Mr Dhillon has been arguing his own case, sometimes dramatically appearing in court with a wheelchair and a yoga mat and pillow handy in case he collapsed. There is bound to be more drama with Mark Stephens, lawyer of Wikileak's founder Julian Assange joining the last phase of his defence, along with Mumbai based advocate Jamshed Mistry, who even stood up for Mr Dhillon at the last hearing in the Supreme Court of British Columbia on 17th September.
Contempt laws have been decried as draconian and unfair all over the world. A vestige of the colonial past, it was recently in the limelight following Justice Katju's tirade against contempt laws. In this present case too says Mr Dhillon, “the arguments being presented will be to see if truth is allowed as a defence in this great nation!(sic)”
In contempt cases like that of Sahara's Subroto Roy, the court eventually acted against him when his disobedience of court orders was clear. The prosecutor on behalf of the Crown (Canadian state still pleads under the Crown) has argued that Mr Dhillon's alleged actions directly disobeyed the court's instruction. “I am fed up with being treated as a second class citizen and having to live at the whim of KPMG's power in this country,” he said in a release uploaded on the internet.

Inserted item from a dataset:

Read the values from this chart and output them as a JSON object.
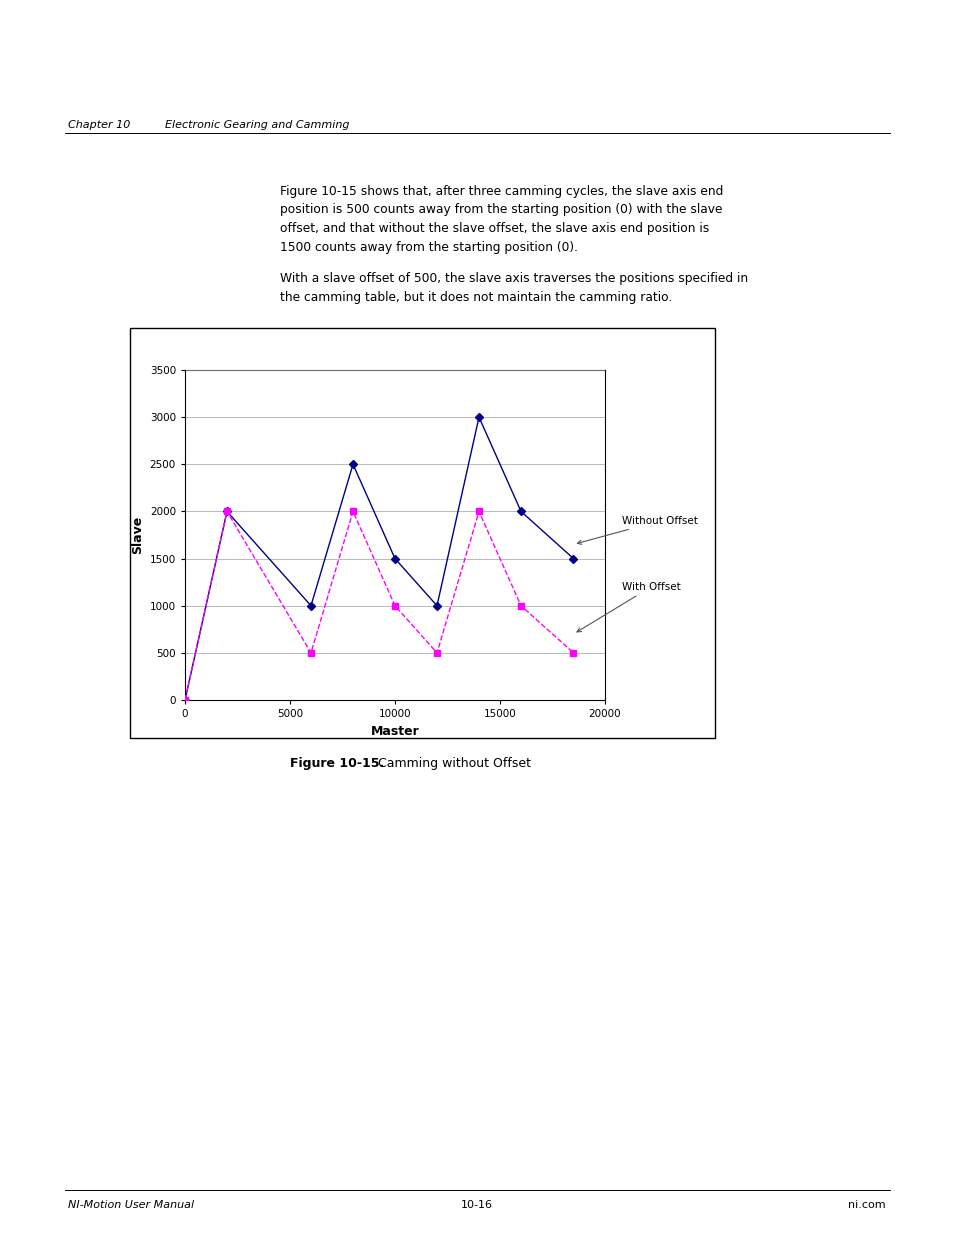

Finally, the judgement will test whether Mr Dhillon's arguments that his freedom of expression has been impinged, and in exercise of his freedom of expression whether a contempt law can ignore the contents of what is said or written. Mr Dhillon insists that what is written is true and in public interest, therefore the contempt proceedings are not justified and that the larger public good is also compromised by not allowing him to speak out against KPMG's actions. Mr Dhillon also alleges that KPMG is involved in trying to cover up what could quite possibly be the largest income tax fraud in the history of Canada. The well-known Mumbai-based lawyer Jamshed Mistry has been helping Mr Dhillon and has also appeared for him in the court.